6) In another unlikely scenario, an elite squad of the Israeli Civilian K9 Unit’s security dogs has been taught to respond to Yiddish commands. The 60 dogs, mostly Belgian and Dutch shepherds imported from Europe for up to $10,000 each, were trained to be useful in search-and-rescue missions involving Yiddish-speaking religious Jews. The dogs are also less likely to be diverted by Arab terrorists, who are more likely to speak some Hebrew than any Yiddish.

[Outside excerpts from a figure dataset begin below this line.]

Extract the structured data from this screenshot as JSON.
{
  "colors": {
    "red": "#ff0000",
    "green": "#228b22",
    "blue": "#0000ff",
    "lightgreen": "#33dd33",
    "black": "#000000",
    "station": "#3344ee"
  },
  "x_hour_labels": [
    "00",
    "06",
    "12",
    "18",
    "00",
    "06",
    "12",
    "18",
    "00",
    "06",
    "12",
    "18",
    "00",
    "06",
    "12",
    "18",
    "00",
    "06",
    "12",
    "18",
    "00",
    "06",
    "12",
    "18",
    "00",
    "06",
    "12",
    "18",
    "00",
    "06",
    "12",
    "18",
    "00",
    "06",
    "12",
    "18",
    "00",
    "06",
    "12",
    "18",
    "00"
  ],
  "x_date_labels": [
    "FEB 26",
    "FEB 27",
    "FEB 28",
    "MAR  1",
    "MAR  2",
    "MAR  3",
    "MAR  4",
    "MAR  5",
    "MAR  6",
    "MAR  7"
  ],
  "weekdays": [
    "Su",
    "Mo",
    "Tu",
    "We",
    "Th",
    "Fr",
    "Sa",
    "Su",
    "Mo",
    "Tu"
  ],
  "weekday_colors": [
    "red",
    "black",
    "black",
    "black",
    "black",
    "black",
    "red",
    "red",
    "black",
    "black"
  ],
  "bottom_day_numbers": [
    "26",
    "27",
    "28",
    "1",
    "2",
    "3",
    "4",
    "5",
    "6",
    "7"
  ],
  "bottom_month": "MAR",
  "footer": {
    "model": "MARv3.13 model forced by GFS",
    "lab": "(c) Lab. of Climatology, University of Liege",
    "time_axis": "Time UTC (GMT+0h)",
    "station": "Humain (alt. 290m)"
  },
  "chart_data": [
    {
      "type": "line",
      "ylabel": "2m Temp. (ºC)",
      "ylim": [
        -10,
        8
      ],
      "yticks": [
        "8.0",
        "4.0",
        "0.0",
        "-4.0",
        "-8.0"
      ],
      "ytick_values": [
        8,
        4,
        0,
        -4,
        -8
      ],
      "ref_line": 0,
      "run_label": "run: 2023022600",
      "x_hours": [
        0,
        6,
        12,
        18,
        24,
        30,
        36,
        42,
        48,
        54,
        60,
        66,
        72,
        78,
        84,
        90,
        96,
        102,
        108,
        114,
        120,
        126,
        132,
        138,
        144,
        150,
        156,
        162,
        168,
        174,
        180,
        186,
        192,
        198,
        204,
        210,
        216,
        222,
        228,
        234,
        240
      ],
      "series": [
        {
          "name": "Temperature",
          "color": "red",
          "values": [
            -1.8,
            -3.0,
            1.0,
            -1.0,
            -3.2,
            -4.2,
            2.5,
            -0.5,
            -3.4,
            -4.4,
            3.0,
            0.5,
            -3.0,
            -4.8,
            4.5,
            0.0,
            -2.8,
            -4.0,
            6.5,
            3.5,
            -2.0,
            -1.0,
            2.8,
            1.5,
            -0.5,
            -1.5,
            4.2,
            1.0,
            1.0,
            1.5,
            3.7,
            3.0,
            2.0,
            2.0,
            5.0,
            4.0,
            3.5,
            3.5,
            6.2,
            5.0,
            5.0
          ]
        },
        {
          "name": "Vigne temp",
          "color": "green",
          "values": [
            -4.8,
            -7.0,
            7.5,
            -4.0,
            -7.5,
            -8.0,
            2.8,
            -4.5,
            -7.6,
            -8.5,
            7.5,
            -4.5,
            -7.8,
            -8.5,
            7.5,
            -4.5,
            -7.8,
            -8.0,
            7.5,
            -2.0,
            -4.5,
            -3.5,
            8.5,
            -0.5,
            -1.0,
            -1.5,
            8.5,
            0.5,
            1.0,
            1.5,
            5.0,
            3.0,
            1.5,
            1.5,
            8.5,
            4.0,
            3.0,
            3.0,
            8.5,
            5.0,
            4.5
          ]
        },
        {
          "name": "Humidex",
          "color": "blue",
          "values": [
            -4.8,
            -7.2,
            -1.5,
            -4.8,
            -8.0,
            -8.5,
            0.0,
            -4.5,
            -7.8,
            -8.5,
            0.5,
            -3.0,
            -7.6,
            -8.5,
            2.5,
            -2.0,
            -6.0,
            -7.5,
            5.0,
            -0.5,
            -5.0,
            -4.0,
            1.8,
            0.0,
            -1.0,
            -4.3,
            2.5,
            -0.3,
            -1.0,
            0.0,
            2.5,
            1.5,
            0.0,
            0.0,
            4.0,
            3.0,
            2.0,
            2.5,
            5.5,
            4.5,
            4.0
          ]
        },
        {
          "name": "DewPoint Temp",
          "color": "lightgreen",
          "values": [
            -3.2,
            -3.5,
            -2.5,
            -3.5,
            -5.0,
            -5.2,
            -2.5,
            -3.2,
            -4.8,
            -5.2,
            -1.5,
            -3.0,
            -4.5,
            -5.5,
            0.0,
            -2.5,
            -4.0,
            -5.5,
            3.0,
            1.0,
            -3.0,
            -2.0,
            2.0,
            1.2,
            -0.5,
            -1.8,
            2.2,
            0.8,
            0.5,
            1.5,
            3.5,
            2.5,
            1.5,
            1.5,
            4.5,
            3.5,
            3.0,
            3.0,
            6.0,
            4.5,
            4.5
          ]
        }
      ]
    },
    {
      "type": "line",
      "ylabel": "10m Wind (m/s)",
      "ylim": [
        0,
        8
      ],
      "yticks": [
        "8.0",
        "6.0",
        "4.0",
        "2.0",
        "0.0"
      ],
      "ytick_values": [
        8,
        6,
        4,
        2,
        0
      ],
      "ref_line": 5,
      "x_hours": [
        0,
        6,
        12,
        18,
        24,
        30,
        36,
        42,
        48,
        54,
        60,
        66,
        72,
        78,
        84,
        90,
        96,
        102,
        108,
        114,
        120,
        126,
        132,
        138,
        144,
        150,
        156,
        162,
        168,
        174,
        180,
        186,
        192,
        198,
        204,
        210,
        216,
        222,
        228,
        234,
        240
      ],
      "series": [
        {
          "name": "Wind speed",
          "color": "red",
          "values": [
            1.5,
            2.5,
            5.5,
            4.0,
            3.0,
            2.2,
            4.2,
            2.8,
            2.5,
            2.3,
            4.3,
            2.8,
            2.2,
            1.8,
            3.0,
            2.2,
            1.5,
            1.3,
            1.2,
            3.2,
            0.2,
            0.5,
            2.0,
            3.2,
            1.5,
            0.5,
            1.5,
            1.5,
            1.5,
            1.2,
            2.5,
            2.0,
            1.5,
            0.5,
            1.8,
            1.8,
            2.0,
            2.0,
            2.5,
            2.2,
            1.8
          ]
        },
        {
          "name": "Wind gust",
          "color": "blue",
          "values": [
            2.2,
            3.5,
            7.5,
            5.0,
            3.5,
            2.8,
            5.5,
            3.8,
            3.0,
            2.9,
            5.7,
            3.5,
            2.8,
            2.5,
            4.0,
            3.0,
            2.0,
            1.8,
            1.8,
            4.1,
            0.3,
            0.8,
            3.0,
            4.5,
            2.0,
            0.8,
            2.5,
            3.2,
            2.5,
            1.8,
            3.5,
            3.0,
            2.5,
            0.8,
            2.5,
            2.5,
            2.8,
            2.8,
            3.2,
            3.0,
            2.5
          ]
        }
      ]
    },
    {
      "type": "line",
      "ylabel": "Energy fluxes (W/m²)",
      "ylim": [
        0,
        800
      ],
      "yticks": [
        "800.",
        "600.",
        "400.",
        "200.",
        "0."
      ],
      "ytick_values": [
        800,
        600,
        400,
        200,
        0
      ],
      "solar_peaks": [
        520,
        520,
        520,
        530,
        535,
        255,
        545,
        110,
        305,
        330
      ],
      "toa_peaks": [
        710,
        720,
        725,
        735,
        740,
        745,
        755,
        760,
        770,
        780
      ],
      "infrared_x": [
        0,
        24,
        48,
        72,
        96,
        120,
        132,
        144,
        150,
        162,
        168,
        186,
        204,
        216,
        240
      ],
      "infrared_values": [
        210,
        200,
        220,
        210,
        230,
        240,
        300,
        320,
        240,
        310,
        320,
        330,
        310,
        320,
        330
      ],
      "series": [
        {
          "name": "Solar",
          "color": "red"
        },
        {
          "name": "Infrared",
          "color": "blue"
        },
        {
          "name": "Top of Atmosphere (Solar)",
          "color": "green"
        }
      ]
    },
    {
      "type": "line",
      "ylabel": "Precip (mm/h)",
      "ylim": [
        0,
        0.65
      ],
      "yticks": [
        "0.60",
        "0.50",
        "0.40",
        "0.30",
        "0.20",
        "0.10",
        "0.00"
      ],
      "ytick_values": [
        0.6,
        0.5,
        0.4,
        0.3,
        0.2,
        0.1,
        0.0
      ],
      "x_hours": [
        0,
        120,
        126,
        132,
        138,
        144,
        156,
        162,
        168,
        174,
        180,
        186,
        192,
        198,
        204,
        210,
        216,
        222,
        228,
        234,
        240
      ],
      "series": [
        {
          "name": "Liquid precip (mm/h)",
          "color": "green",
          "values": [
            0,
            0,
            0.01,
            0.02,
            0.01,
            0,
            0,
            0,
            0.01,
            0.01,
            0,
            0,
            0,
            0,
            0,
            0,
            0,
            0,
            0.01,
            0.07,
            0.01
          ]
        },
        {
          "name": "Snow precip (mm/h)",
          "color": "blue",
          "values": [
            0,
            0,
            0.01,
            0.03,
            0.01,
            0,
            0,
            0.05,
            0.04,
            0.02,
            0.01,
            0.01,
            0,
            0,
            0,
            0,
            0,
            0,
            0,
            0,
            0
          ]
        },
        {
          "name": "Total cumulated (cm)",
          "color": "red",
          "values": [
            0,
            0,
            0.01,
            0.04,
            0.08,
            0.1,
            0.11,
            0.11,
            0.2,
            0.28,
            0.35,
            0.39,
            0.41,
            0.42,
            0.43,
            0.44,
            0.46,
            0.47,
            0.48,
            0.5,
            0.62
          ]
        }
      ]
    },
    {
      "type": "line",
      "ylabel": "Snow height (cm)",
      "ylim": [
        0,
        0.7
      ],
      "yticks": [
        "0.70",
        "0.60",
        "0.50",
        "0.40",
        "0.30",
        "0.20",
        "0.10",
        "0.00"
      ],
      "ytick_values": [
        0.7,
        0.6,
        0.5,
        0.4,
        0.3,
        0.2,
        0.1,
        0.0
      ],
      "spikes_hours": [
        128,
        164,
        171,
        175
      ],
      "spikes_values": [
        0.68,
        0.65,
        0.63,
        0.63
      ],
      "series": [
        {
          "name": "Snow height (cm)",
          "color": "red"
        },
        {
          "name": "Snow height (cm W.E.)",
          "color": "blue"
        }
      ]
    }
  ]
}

7) In October, the Forward reported on one of the most unusual fusion efforts in contemporary Yiddish culture — the first-ever Chinese-Yiddish song, written by a Shanghai Ph.D. student studying Jewish exile in Shanghai resulting from the Shoah.

8) In another probable first, a president of the United States spoke Yiddish at a public event. While awarding the Presidential Medal of Freedom to Barbra Streisand, Barack Obama noted her “chutzpah” and said he was “getting all verklempt just thinking about it.” Get ahold of yourself, Mr. President. It’s just Babs.

9) The National Yiddish Theatre Folksbiene staged “Di Goldene Kale” (“The Golden Bride”) as its first production in the company’s new home at the Museum of Jewish Heritage. The 1923 Joseph Rumshinsky operetta, last performed in 1948, offers a hint of the revival of New York’s famed Second Avenue, what many consider to be the precursor to the Broadway musical

10) Finally, the biggest Yiddish story of the year can be summarized in two words: Bernie Sanders.

Seth Rogovoy frequently writes about contemporary culture for the Forward.